Glaucoma’s global toll

By HSC Staff Writer • Published: August 22nd, 2006
Category: Health in a Heartbeat

If you could see into the future, you’d know that the global toll of the disabling eye disease glaucoma will reach sixty-million people by 2010, rising to almost eighty-million by 2020. That’s 2020 the year, not twenty-twenty vision.

Talk about a statistic that’s out of sight. Women and people living in Asia, Africa and India will be the worst affected, according to research reported recently in the British Journal of Ophthalmology.

Glaucoma causes the flow of fluid out of the eye to become blocked, and pressure inside the eye rises. This high pressure may permanently damage nerve fibers in the light-sensitive retina and the optic nerve, which normally carries nerve signals for sight from the retina to the brain.

Glaucoma is the second-leading cause of blindness in the world and is responsible for about twelve percent of global blindness. The disease mainly affects people over sixty.

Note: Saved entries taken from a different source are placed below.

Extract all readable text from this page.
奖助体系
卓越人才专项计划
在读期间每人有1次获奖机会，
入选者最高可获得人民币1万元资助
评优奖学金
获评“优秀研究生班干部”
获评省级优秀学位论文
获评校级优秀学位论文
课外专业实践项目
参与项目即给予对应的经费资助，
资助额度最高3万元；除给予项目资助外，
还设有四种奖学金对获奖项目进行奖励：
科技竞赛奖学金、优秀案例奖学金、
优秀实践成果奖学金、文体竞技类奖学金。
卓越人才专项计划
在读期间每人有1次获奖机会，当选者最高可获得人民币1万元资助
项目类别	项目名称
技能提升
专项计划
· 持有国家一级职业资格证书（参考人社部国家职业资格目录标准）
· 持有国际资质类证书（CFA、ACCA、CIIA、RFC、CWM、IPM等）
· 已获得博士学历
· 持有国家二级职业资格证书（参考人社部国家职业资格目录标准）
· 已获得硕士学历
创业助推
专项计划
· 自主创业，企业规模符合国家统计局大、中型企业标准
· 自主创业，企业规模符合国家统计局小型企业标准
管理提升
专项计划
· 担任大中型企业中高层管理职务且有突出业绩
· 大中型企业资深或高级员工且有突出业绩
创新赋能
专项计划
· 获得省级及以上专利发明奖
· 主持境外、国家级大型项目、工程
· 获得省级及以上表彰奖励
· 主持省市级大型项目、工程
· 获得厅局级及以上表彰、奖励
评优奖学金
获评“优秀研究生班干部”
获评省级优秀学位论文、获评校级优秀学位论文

The researchers reviewed all the recent data on glaucoma derived from studies based on population. People living in Asia will account for almost half of those with glaucoma. Around eleven-million will be blind in both eyes by 2020, and the disease is likely to increase most rapidly in India.

There are treatments available in the developed world that would help to reduce the amount of disability glaucoma causes. But scientists say efforts to harness the disease are hampered by a lack of consensus on the definition of glaucoma, and on the absence of a simple and accurate screening test.